Поначалу все шло как обычно. Две старухи разговаривали в сотый раз о том, как сына или внука одной из них не сумели спасти врачи. Он распил с товарищем бутылку метилового спирта и умер. Известно, что с такого количества метилового спирта вроде бы слепнут — это ладно, но более того? А тут умер. Конечно, врачи виноваты — дали что-нибудь не то или пустышку дали. Врачи удивительно бесчувственны и не знают ничего.
Вторую старуху надо было лечить от давления, а дали для давления. Или наоборот? В общем, чуть не отдала богу душу. Дари им коньяк, шоколадками заваливай. Вывод был простой: расстрелять хотя бы одного.
Похожий на щуку старик и мужчина с разбитым лицом, наверное, сын. Он рассказывает: «…И тут Лепехин заныл: оставь мне сотенку, на хлеб, молоко, а Иванцов ему дулю: сдохни!» Старик возмущен: «Хотел на жалость надавить, вот свинья!» (Назавтра я пролистал телефонную книгу и нашел в ней тьму Лепехиных и Иванцовых. Зачем? И не факт, что данные товарищи телефонизированы.)
Еще дуэт, прямо театральный. Измученная старушка, злая, но с гримасой улыбки на лице — и молодой паренек, явно освеженный наркоман. Он сидит, она стоит над ним с сидорами на весу, желая, но не смея обругать его за оккупацию места «для пожилых людей и инвалидов». Он насколько-то опасен, блаженно улыбается. Речь у него сусально-воровская, но глазки пугают.
— Устала, бабуска? — искренне сочувствует он, — много песком ходис, глус у тебя тязолый?
— Устала, сынок, — отвечает она, — тяжело мне, холод не чувствую.
— И я устал, — кивает он, — и стал бы, а не могу нипоцем.
— Отдыхай, отдыхай уж, — соглашается она с ненавистью, и добавляет: — Дело молодое.
Трамвай тормозит, юноша вдруг великодушно встает и говорит ей: — Хоцес, поделзу?
— Нет, спасибо, миленький, — отвечает она, правильно, похоже, понимая его наитие. И забивается на сиденье, пряча сумки под валенки.
— Ну и сиди, зопа сталая, — добродушно говорит он и выпрыгивает в туман.
Но чу! Наконец-то просыпается и непременная тема обмана, она, долгожданная, завязывается сразу в двух местах. Мы все подряд — обманутые и оскорбленные люди. Нас дурят, кидают, обворовывают, позорят государство, сослуживцы, соседи и родные нам люди. За долгие трамвайные годы я понял не одно только то, что нетронутых обманом и обидой людей у нас не осталось. Это неудивительно при нашем прогрессизме.

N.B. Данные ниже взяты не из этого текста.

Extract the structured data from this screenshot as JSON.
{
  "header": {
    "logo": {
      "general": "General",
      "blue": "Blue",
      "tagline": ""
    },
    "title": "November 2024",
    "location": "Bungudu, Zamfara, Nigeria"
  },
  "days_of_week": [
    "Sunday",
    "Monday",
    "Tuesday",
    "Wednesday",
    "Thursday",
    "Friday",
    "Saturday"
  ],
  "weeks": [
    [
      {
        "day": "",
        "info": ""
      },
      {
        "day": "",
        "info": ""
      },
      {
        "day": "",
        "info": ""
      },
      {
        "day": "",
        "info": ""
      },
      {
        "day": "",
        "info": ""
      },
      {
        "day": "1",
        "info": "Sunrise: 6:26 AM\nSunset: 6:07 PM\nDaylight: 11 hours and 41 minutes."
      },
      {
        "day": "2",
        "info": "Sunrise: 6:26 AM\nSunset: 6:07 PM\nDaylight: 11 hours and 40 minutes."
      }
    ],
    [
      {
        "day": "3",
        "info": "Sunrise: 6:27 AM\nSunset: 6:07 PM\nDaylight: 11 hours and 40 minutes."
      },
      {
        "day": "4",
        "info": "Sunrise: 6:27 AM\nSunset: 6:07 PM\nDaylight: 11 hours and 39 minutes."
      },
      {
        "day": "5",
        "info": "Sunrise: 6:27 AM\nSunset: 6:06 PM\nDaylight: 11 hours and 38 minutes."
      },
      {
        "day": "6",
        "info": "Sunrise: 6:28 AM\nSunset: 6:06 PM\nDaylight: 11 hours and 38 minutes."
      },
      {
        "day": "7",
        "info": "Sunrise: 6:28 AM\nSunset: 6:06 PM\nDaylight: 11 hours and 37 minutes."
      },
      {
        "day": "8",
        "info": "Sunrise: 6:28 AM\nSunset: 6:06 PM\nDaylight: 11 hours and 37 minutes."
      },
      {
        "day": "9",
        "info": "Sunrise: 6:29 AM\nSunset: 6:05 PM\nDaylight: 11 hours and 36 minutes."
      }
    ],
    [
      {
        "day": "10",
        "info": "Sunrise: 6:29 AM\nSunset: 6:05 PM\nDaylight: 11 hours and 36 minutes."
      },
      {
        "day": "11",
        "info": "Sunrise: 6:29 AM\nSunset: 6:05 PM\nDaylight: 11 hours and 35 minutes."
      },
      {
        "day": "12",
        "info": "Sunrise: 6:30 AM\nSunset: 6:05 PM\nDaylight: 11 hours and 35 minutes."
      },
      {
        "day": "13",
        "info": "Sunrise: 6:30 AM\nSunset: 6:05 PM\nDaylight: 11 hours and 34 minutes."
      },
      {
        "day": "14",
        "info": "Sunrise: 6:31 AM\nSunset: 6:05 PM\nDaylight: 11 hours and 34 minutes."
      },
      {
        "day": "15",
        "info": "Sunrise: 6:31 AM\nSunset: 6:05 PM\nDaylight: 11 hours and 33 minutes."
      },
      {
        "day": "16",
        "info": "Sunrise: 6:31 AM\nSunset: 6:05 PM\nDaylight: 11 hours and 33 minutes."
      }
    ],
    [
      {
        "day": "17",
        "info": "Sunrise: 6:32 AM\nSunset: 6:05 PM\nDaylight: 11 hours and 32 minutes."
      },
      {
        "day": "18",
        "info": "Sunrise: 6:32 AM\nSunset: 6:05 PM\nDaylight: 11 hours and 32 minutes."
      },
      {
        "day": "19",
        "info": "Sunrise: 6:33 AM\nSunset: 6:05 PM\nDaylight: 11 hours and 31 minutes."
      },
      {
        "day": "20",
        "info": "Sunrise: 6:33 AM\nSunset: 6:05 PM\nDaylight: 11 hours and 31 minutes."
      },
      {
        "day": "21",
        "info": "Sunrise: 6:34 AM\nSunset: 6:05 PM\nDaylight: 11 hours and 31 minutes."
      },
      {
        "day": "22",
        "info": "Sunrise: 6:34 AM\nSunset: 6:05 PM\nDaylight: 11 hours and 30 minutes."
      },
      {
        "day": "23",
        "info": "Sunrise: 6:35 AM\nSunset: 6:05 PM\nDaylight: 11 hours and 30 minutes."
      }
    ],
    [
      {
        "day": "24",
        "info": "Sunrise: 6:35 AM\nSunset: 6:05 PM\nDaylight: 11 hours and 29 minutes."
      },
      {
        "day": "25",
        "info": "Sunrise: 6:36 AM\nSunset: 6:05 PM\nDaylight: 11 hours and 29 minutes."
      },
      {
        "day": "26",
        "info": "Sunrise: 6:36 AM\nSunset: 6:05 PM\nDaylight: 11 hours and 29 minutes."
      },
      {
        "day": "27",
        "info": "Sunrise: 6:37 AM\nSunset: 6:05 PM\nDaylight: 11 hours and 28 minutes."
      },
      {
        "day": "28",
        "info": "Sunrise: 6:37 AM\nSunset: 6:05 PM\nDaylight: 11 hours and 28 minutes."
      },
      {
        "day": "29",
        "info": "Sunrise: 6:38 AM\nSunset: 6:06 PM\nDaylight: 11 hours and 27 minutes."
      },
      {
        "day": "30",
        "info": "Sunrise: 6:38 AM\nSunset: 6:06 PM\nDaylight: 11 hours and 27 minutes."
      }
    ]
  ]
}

Дайте постареть — и я подсяду в трамвае к знакомой сверстнице и сквозь диабет столько ей понарасскажу, вороша торфяное болото памяти!

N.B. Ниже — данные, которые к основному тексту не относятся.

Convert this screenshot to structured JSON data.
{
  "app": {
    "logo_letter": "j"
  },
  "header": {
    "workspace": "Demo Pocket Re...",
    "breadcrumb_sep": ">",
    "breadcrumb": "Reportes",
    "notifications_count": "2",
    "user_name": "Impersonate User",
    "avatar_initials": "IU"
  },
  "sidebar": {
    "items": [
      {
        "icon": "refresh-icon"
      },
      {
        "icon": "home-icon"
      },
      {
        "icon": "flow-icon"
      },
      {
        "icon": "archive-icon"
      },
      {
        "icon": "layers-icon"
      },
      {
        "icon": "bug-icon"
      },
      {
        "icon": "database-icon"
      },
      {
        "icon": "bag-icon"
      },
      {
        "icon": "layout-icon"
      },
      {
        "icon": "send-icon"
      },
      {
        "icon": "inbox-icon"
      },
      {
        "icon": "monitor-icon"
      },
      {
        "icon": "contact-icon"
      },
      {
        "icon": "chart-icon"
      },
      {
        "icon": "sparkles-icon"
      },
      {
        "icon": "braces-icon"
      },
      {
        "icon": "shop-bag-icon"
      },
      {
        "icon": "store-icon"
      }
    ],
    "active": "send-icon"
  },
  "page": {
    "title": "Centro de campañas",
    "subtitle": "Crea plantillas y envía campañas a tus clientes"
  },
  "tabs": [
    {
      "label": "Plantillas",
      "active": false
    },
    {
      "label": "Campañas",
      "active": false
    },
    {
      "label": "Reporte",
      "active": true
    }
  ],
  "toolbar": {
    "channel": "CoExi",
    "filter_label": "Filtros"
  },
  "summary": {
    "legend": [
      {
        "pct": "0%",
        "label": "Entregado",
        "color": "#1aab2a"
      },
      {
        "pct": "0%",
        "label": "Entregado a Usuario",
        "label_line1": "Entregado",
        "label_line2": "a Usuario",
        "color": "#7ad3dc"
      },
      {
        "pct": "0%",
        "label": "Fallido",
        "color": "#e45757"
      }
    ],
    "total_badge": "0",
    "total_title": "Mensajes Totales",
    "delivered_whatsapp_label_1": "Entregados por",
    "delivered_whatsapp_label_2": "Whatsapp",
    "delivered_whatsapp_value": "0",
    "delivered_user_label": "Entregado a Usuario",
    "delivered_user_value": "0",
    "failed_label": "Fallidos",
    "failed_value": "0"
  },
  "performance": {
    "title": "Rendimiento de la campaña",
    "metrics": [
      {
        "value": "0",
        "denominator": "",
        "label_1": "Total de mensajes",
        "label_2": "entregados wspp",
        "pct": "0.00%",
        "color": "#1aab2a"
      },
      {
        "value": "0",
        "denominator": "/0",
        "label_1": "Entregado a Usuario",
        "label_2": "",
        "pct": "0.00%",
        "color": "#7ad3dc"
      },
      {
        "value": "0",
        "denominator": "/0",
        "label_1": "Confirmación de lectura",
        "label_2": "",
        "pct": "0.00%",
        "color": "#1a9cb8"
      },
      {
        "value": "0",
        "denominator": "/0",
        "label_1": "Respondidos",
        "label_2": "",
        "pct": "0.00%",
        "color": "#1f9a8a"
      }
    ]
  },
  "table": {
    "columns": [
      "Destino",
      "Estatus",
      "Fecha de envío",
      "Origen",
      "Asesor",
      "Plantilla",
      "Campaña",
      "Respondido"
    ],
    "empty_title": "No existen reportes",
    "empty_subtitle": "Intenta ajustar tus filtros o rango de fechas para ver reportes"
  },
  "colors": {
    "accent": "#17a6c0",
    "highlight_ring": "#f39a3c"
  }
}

«Heт беда в том, что, с другой стороны, если все обмануты в лучших чувствах, то, видно, все и виноваты. Все соблазнились! И народная особенность здесь та, что чаще всего дурят и обижают нас у нас глупо, нерасчетливо, на свою же голову, повинуясь неразумному хватательному инстинкту голодных рыб. Нет, не саксонцы мы — те, небось, и в этом доки! Легко срывается рука, птицей вылетает роковое слово. Но запредельны проценты в банке жизни. И уже завтра протер глаза — а в губе крючок! Мы — народ с крючком в губе», — удовлетворенно думаю я, частично смущенный своим глубокомыслием.
Да, всякая встреча человека с обществом исполнена у нас горестного и сладостного садомазохизма. О, трамвай, в этом ты классик, тебе воистину дана чистота этой встречи!
Передо мной висит в воздухе ветхое, но красивое — барское левое ухо старика. Может быть, он разглядел во мне собеседника, поскольку адресно шепчет мне: — Народ наш, наши бабушки — они как те лягушки. Ночью они зовут день, днем — ночь. У них Литва до сих пор с неба падает. Ничего не помним, ничего не любим. Только завидуем. Даже несчастьям чужим завидуем. И так уж целый век. Как зажили до войны в страхе, в истерике, так безответственно и существуем. Мелочевщина!